Thankfully she went in for one when she did. She was diagnosed with two types of cancer, ductal carcinoma in situ and infiltrating ductal carcinoma, which are both notoriously aggressive, and in her case, couldn’t be felt by a self-check. Her doctors told her if she had waited six more months to get screened, the cancer could have spread through her entire body.

She didn’t have to go through chemotherapy, but she did have 34 radiation treatments over the course of six weeks at Roanoke Memorial Hospital, along with taking daily medication.

Now, Robertson is an active member in the local Susan G. Komen, the largest breast cancer foundation in the United States.

For a few years after Robertson was diagnosed, it was recommended that she have mammograms every six months. Now that she has been in remission for a while, she gets them every year.

“That is the scariest time of my life,” Robertson said. “I was so scared to go back to once a year.”

More than anything, she wants to encourage women to not only have yearly mammograms, but perform self-checks as well.
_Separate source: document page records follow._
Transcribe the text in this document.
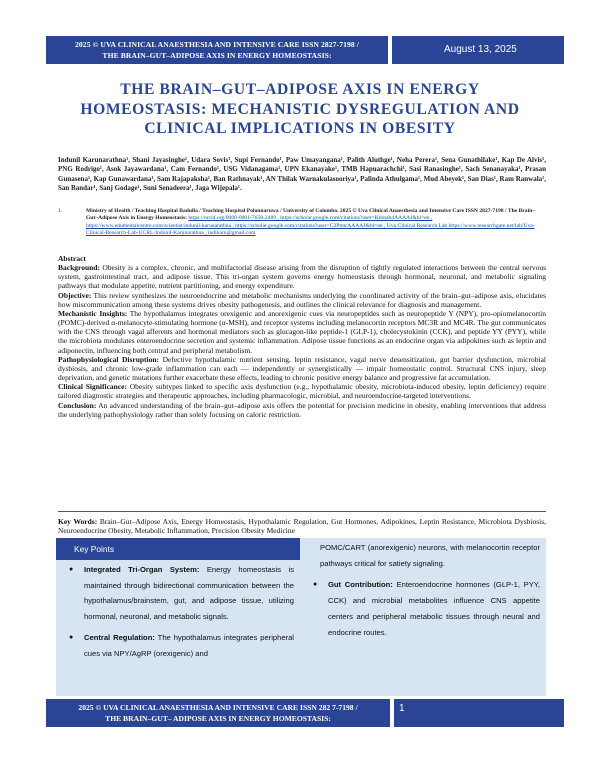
2025 © UVA CLINICAL ANAESTHESIA AND INTENSIVE CARE ISSN 2827-7198 /
THE BRAIN–GUT–ADIPOSE AXIS IN ENERGY HOMEOSTASIS:
August 13, 2025
THE BRAIN–GUT–ADIPOSE AXIS IN ENERGY HOMEOSTASIS: MECHANISTIC DYSREGULATION AND CLINICAL IMPLICATIONS IN OBESITY
Indunil Karunarathna¹, Shani Jayasinghe¹, Udara Sovis¹, Supi Fernando¹, Paw Umayangana¹, Palith Aluthge¹, Neha Perera¹, Sena Gunathilake¹, Kap De Alvis¹, PNG Rodrigo¹, Asok Jayawardana¹, Cam Fernando¹, USG Vidanagama¹, UPN Ekanayake¹, TMB Hapuarachchi¹, Sasi Ranasinghe¹, Sach Senanayaka¹, Prasan Gunasena¹, Kap Gunawardana¹, Sam Rajapaksha¹, Ban Rathnayak¹, AN Thilak Warnakulasooriya¹, Palinda Athulgama¹, Mud Abeyek¹, San Dias¹, Ram Ranwala¹, San Bandar¹, Sanj Godage¹, Suni Senadeera¹, Jaga Wijepala¹.
1.	Ministry of Health / Teaching Hospital Badulla / Teaching Hospital Polonnaruwa / University of Colombo. 2025 © Uva Clinical Anaesthesia and Intensive Care ISSN 2827-7198 / The Brain–Gut–Adipose Axis in Energy Homeostasis: https://orcid.org/0000-0001-7658-2489 , https://scholar.google.com/citations?user=Kmnab4AAAAJ&hl=en , https://www.edumentalcentre.com/scientist/indunil-karunarathna , https://scholar.google.com/citations?user=C2PtmrAAAAJ&hl=en , Uva Clinical Research Lab https://www.researchgate.net/lab/Uva-Clinical-Research-Lab-UCRL-Indunil-Karunarathna , indikaru@gmail.com

Abstract

Background: Obesity is a complex, chronic, and multifactorial disease arising from the disruption of tightly regulated interactions between the central nervous system, gastrointestinal tract, and adipose tissue. This tri-organ system governs energy homeostasis through hormonal, neuronal, and metabolic signaling pathways that modulate appetite, nutrient partitioning, and energy expenditure.

Objective: This review synthesizes the neuroendocrine and metabolic mechanisms underlying the coordinated activity of the brain–gut–adipose axis, elucidates how miscommunication among these systems drives obesity pathogenesis, and outlines the clinical relevance for diagnosis and management.

Mechanistic Insights: The hypothalamus integrates orexigenic and anorexigenic cues via neuropeptides such as neuropeptide Y (NPY), pro-opiomelanocortin (POMC)-derived α-melanocyte-stimulating hormone (α-MSH), and receptor systems including melanocortin receptors MC3R and MC4R. The gut communicates with the CNS through vagal afferents and hormonal mediators such as glucagon-like peptide-1 (GLP-1), cholecystokinin (CCK), and peptide YY (PYY), while the microbiota modulates enteroendocrine secretion and systemic inflammation. Adipose tissue functions as an endocrine organ via adipokines such as leptin and adiponectin, influencing both central and peripheral metabolism.

Pathophysiological Disruption: Defective hypothalamic nutrient sensing, leptin resistance, vagal nerve desensitization, gut barrier dysfunction, microbial dysbiosis, and chronic low-grade inflammation can each — independently or synergistically — impair homeostatic control. Structural CNS injury, sleep deprivation, and genetic mutations further exacerbate these effects, leading to chronic positive energy balance and progressive fat accumulation.

Clinical Significance: Obesity subtypes linked to specific axis dysfunction (e.g., hypothalamic obesity, microbiota-induced obesity, leptin deficiency) require tailored diagnostic strategies and therapeutic approaches, including pharmacologic, microbial, and neuroendocrine-targeted interventions.

Conclusion: An advanced understanding of the brain–gut–adipose axis offers the potential for precision medicine in obesity, enabling interventions that address the underlying pathophysiology rather than solely focusing on caloric restriction.

Key Words: Brain–Gut–Adipose Axis, Energy Homeostasis, Hypothalamic Regulation, Gut Hormones, Adipokines, Leptin Resistance, Microbiota Dysbiosis, Neuroendocrine Obesity, Metabolic Inflammation, Precision Obesity Medicine
Key Points
● Integrated Tri-Organ System: Energy homeostasis is maintained through bidirectional communication between the hypothalamus/brainstem, gut, and adipose tissue, utilizing hormonal, neuronal, and metabolic signals.
● Central Regulation: The hypothalamus integrates peripheral cues via NPY/AgRP (orexigenic) and
POMC/CART (anorexigenic) neurons, with melanocortin receptor pathways critical for satiety signaling.
● Gut Contribution: Enteroendocrine hormones (GLP-1, PYY, CCK) and microbial metabolites influence CNS appetite centers and peripheral metabolic tissues through neural and endocrine routes.
2025 © UVA CLINICAL ANAESTHESIA AND INTENSIVE CARE ISSN 282 7-7198 /
THE BRAIN–GUT– ADIPOSE AXIS IN ENERGY HOMEOSTASIS:
1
Robertson has lost several friends to breast cancer. However, her struggle with the disease has also encouraged several of her friends to go get screened, something she says makes the battle worthwhile.

Robertson said anyone can help the cause. She said volunteering is important, but encouraging others to go get screened is essential.

“Contact the local chapter of Susan G. Komen,” Robertson said. “Volunteer. Talk to friends, daughters, sisters—whoever. Ask if they’ve had their mammogram, and tell them you’ll go with them. If you care about somebody, you need to tell them to take care of themselves.”

Robertson is optimistic that one day, the world will beat breast cancer. Until then, finding it early, and quickly seeking treatment, is the next best thing.

“I want to see breast cancer go away completely,” she said. “Early detection is the key. You’ve got to take care of you. You need to take care of you so you can be there for your family.”